Мужчина на мгновение задумался, удивленно нахмурив лоб, потом спокойно произнес:
- Хорошо, оставим пока мужа в покое, остальное вы в состоянии написать?
- Я не знаю…А можно…
- Что?
- Можно я выйду…
- Выйти отсюда вы сможете только, когда закончите работу.
- Закончу?… И вы меня отпустите? Я смогу играть на сцене?
- На сцене? Теперь все будет зависеть только от вас.
- Я вас поняла, - прошептала она.
- Ну, наконец! - улыбнулся он. - Пишите много, пишите честно – я вас не тороплю. Жить будете здесь, еду вам будут приносить в номер, через три дня я зайду. Работайте! - кивнул мужчина и откланялся. Вдруг на прощание спросил:
- А вас действительно не выгнал муж?
- Нет.
- И вы сюда вернулись по собственной воле?... М-да, - проворчал он и удалился.
Только теперь Анна поняла, в каком оказалась положении. Она несколько лет не была на родине, скучала по Москве, по сцене, по любимым зрителям. Но сейчас ей предлагали появиться здесь с таким посланием. Она не хотела ничего писать, понимая, чего от нее хотят, так заявить о себе она не могла, кроме того патологически не умела врать. В той далекой жизни у нее было все - и любимый человек, и уважение, были деньги, внимание, почет, а сейчас она должна была все забыть, все перечеркнуть. Пожалуй, единственный раз в жизни, когда она обманула – была история с поступлением в институт, но слова, которые сказал ей Мастер, обо всем узнав, остались в памяти навсегда. А теперь ей предстояло для центральной газеты, для страны писать нелепицу, вранье.
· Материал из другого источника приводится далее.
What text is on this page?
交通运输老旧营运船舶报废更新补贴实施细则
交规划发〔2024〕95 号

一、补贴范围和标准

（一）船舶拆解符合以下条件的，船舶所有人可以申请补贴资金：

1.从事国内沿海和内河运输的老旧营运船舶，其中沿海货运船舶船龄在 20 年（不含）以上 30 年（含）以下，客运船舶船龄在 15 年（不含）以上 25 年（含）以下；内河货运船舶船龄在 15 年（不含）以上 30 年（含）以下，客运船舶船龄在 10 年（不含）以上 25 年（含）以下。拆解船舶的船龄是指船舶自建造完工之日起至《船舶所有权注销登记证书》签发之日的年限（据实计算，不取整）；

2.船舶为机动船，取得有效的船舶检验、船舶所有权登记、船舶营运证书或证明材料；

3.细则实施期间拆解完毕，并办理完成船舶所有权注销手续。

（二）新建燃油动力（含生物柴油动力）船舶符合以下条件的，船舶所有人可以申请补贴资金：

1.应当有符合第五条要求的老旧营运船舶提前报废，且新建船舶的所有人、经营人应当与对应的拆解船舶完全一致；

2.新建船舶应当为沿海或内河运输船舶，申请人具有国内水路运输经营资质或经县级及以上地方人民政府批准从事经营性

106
- Не смогу. Нет. Не смогу. Так я не смогу! – снова и снова повторяла она, нервно шагая по комнате.
Тогда я пришел ей на помощь. Убедил ее сесть к столу, взять ручку, бумагу, а потом немножко продиктовал, зная, что такое не напечатает ни одна газета. Анна выполнила мою просьбу. Не могла же она сопротивляться самой себе? А какой-то голос уверенно звучал в ее сознании. Она долго писала, потом, закончив, с изумлением прочитала мое исследование о буржуазном мире, но переделывать не стала. Что-то ей подсказывало - все нужно все оставить так, как есть. И начались долгие мучительные часы ожидания. Три дня! Вечером она подошла к окну и долго смотрела на улицу, где шли нарядные люди. Была суббота, конец рабочей недели. Пестрая толпа медленно двигалась в сторону Кремля. На улице зажигались фонари, в небе сияли звезды. Как она любила этот город, как скучала по нему! И теперь снова была здесь! Улица Горького - отсюда можно пешком дойти до Консерватории, потом сделать небольшой крюк и оказаться у театра, где когда-то она играла Чайку. Все бы сейчас отдала, чтобы выйти на сцену, почувствовать божественный запах кулис, а потом играть. Красный карандаш. Какая глупость! Какая нелепая история! Маленькая капризная девчонка – подумала она. Как она сейчас любила и этот театр, и город, и страну, куда вернулась. Очень скоро она снова выйдет на сцену и будет играть! И в душе радостно затрепетало.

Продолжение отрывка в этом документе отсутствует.